Republicans surprised them by turning the tables and pushing through a plan to learn more about the FBI investigation, notably why former President Bill Clinton was meeting with Attorney General Loretta Lynch on a Phoenix tarmac as her department was probing Hillary Clinton.
"Just because Hillary Clinton lost the election doesn't mean we should forget or forgive conduct that is likely criminal," Gaetz said. "We need an investigation of Tarmac-Gate.”
Democrats were furious. Committee member Rep. Jerrold Nadler, D-N.Y., accused Republicans of looking to pursue "right wing conspiracy theories from the past."
Trump has needled Sessions repeatedly in recent days, accusing him of being “weak” by not investigating Clinton. Democrats have suggested Trump is trying to humiliate Sessions to the point of resignation, a move that would ease the way for Trump to get rid of Special Counsel Robert Mueller, who is investigating Russian interference in the 2016 presidential election and possible collusion by the Trump campaign.
Trump’s pique with Sessions, one of his earliest and staunchest supporters, stems from the attorney general’s decision in March to recuse himself from the Russia investigation after revelations he had met during the campaign with the Russian ambassador.
The Clinton investigation appeared to end last summer when Comey, who Trump fired in May, called her handling of her email careless, but said “no reasonable prosecutor would bring such a case.” Comey then wrote a letter to Congress October 28, days before the November election that the case had been re-opened, followed quickly by an announcement that the case was, again, considered closed.
The Senate has been reluctant to launch any new inquiry, though Sen. Chuck Grassley, R-Iowa, who chairs the Senate Judiciary Committee, raised questions Wednesday about Democrats and Republicans in a hearing on foreign meddling in U.S. elections.
Grassley said he has asked the Department of Justice about Democratic National Committee officials allegedly working with Ukraine’s government to “undermine” Trump’s presidential campaign.

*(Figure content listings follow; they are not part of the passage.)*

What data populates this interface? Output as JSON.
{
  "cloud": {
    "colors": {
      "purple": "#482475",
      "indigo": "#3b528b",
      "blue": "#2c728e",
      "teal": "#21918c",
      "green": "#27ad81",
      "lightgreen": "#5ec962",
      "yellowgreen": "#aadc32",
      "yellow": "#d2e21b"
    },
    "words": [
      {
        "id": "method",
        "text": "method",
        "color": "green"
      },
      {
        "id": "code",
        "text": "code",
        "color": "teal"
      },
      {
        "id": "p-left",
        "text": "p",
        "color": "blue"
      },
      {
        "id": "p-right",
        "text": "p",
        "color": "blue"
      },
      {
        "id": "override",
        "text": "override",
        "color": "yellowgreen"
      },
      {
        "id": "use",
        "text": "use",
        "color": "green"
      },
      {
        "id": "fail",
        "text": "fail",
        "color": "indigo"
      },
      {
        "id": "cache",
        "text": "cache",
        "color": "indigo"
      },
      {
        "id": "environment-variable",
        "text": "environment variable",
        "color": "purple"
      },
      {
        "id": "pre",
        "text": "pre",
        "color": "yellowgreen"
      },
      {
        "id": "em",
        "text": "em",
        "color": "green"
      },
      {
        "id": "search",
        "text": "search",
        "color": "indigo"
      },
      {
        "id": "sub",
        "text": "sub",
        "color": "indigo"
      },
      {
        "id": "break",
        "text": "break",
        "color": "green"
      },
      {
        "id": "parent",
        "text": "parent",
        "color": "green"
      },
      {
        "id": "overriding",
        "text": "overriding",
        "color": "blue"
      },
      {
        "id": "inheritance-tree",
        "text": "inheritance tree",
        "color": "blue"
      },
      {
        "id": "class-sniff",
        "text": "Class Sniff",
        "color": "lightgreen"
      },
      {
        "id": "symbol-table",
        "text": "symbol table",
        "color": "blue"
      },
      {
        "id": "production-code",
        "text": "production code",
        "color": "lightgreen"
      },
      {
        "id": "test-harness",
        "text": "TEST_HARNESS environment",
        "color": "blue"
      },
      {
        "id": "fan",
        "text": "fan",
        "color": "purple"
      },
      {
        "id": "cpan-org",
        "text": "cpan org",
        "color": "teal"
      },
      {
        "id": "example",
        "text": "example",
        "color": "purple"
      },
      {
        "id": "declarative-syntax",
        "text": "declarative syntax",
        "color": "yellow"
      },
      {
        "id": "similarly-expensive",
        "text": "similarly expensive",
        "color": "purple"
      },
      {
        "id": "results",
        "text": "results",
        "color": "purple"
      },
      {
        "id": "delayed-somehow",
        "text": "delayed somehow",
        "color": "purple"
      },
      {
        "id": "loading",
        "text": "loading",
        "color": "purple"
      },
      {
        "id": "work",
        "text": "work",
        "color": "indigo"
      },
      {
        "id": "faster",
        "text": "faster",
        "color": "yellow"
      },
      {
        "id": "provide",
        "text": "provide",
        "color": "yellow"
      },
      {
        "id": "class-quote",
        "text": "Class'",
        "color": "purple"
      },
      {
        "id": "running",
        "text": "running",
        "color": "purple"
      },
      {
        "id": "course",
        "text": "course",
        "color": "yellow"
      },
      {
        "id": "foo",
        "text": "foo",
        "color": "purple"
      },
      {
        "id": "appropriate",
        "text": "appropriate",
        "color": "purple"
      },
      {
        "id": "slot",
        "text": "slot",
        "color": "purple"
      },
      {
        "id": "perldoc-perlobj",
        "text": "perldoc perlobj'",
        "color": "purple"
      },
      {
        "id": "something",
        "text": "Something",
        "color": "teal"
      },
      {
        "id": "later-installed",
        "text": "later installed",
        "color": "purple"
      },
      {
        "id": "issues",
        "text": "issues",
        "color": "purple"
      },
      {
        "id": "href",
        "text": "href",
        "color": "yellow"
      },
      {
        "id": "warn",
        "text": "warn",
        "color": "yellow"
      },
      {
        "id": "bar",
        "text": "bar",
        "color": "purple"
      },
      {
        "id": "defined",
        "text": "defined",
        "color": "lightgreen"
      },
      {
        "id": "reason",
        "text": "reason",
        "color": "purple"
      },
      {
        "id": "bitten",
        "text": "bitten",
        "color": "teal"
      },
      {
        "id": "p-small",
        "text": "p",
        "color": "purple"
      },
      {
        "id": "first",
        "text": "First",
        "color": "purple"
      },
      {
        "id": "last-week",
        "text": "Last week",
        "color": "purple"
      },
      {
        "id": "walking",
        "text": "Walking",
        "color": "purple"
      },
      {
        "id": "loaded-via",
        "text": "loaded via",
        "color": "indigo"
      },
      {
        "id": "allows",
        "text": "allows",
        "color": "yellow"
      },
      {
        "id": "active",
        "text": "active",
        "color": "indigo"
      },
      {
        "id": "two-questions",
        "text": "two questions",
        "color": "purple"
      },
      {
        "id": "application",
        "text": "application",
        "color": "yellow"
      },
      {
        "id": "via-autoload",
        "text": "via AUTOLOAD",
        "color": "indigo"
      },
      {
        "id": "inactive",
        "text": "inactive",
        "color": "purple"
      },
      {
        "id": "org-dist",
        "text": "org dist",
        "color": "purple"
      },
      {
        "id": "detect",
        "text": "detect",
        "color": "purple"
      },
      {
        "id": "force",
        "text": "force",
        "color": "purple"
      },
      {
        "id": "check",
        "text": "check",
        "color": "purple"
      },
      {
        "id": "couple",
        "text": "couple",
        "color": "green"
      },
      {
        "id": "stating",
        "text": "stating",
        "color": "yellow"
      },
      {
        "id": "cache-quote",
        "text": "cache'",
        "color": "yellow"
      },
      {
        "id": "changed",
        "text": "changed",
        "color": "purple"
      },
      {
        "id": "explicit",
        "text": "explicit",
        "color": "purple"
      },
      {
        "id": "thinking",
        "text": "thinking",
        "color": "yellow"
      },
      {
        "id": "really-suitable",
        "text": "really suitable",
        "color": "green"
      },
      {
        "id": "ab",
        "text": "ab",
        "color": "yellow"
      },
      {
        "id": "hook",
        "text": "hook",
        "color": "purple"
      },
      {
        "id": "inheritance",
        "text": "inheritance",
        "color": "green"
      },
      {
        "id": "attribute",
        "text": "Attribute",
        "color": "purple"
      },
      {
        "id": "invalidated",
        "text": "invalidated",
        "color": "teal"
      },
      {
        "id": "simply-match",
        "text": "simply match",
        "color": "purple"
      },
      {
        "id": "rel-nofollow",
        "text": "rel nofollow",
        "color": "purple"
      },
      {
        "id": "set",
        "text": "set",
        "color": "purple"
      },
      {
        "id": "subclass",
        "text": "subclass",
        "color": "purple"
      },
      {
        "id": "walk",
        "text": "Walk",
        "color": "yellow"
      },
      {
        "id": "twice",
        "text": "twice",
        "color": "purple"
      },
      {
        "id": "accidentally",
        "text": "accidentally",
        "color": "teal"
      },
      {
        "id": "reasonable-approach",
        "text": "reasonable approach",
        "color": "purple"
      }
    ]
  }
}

“The law needs to be enforced consistently and evenhandedly,” Grassley said. “Otherwise, it won’t be taken seriously.”
There was little sentiment among Republican senators, though, to look further into Clinton and her campaign.
“It harkens back to the notion of a banana republic,” Sen. Lindsey Graham, R-S.C., said of what he called Trump’s “inappropriate” calls for investigations into Clinton. “It’s what dictators do, they look to punish their enemies.”
Sen. Marco Rubio, R-Fla., a Senate Intelligence Committee member, noted that Clinton’s missing emails as secretary of state were investigated by the FBI. As a result, he said, there appears to be no need to reopen the case.
"As for me, I prefer to look to the future, not the past," Rubio said of Trump’s tweets agitating for Clinton investigations. “It’s time to move on."
Senate Intelligence Committee Chairman Richard Burr, R-N.C.,repeated his circumspect stance, a position he’s had all year, saying Wednesday that his committee is "investigating anything out of either campaign that could be collusion.” He said the committee had “made the appropriate document request.. to anybody tied to it."
But there is little indication to believe that Clinton’s campaign is a focus. Sen. Orrin Hatch, R-Utah, who said he understood Trump’s frustration and criticized Democrats for “going after (Trump) on everything, while Clinton actually did something,” suggested it was time for Trump to stop berating Sessions for not launching an investigation into his vanquished opponent.
"I don’t believe he should do that, and I don’t believe he should say that,” Hatch said of Trump’s repeated requests.
Democrats said the concept of a president browbeating his attorney general to take action against a political rival is entirely misguided.
“I didn’t support him for the job, but Sessions is doing his job,” said Sen. Mark Warner, D-Va., vice chairman of the Senate Intelligence Committee. “It’s one more example of this president’s disrespect for the rule of law.”